The definition of a reorganization, which is identical in the 1934 Act, as amended, with that included in the code, speaks of a reorganization as, among other transactions, "the acquisition by one corporation, in exchange solely for all or a part of its voting stock, of substantially all the properties of another corporation **" This is literally what happened when petitioner ("one corporation") in exchange "solely" for "all" of its "voting stock" acquired all of the properties of its predecessor ("another corporation"). The conceded insolvency of the latter permits the continuity of interest requirement to be fulfilled by issuance of the new stock to the transferor's creditors. Helvering v. Alabama Asphaltic Limestone Co., 315 U. S. 179; Palm Springs Holding Corporation v. Commissioner, 315 U. S. 185. Here, unlike the transfer in Helvering v. Southwest Consolidated Corporation, 315 U. S. 194, the acquisition was "solely" for all of petitioner's "voting stock." And "The fact that the new company's stock was issued to the old bondholders rather than to the old corporation is immaterial. Helvering v. New Haven & Shore Line R. R. Co., 121 Fed. (2d) 985." Louis E. Stoddard, Jr., 47 B. T. A. 584, 589; reversed, other grounds (C. C. A., 2d Cir.), 141 Fed. (2d) 76.

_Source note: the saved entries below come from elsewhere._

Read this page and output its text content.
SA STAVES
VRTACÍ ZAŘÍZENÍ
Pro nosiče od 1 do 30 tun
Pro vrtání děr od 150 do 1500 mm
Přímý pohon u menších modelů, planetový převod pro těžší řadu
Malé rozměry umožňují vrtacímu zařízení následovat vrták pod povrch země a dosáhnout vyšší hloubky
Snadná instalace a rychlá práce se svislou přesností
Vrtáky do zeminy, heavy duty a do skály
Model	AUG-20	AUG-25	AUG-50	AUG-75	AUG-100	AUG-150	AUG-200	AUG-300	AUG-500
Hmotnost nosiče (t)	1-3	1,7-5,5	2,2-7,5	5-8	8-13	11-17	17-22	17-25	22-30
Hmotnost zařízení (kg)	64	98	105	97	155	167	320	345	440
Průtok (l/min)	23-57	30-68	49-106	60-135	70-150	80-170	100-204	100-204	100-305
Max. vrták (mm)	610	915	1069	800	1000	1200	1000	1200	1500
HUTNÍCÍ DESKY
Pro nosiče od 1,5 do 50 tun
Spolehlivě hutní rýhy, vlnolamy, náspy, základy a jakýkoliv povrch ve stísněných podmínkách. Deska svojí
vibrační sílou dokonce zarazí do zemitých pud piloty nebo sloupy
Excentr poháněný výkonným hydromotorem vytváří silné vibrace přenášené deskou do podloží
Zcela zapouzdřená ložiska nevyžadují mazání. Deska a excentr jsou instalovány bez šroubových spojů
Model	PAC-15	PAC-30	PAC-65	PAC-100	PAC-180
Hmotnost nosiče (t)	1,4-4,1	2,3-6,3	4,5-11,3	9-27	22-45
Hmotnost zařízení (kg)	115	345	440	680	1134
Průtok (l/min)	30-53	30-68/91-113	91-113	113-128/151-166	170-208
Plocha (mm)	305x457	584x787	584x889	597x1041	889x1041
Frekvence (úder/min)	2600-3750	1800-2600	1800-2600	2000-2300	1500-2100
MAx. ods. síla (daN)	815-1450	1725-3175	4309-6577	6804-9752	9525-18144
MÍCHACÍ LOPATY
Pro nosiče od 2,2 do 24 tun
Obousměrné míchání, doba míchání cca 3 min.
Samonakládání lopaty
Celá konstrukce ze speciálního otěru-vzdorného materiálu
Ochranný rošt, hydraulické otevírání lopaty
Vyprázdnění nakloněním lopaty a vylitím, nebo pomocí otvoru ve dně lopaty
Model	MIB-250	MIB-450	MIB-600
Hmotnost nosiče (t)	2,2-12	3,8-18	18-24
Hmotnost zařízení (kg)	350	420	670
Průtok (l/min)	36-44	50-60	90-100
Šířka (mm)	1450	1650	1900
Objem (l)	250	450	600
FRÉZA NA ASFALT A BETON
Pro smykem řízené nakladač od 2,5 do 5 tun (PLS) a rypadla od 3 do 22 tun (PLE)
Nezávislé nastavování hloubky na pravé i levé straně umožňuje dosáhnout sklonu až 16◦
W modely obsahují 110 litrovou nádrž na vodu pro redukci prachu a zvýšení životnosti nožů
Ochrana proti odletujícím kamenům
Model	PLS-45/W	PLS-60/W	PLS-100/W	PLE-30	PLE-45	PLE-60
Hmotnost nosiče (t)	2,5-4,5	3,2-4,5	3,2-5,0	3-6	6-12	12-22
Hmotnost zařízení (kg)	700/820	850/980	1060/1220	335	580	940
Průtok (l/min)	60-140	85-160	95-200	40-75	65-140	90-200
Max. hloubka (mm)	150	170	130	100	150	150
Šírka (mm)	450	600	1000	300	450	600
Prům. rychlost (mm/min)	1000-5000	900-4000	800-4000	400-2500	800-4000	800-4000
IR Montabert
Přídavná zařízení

True, the new stock was not issued here to all the old creditors, but only to the holders of unsecured claims for advances to the old company. But, as the Court points out in the Alabama Asphaltic case, the full priority rule of Northern Pacific R. Co. v. Boyd, 228 U. S. 482, applies equally to bankruptcy and equity reorganizations. The upshot is that first mortgage bondholders having a prior lien on property sufficient to satisfy their claims are entitled to maintain that position and to be placed ahead of creditors holding unsecured claims or subordinate liens. See Case v. Los Angeles Lumber Co., 308 U. S. 106, 116. Bondholders whose rights and priorities are left unchanged, even though some other interests undergo an alteration, are not even affected by a reorganization and ordinarily have no standing to contest it. "A plan does not 'affect' the claims of creditors when they retain exactly what they had before: the claims of the bondholders in the case at bar

'Assumption of the predecessor's liabilities may be disregarded. Southland Ice Co., 5 T. C. 842.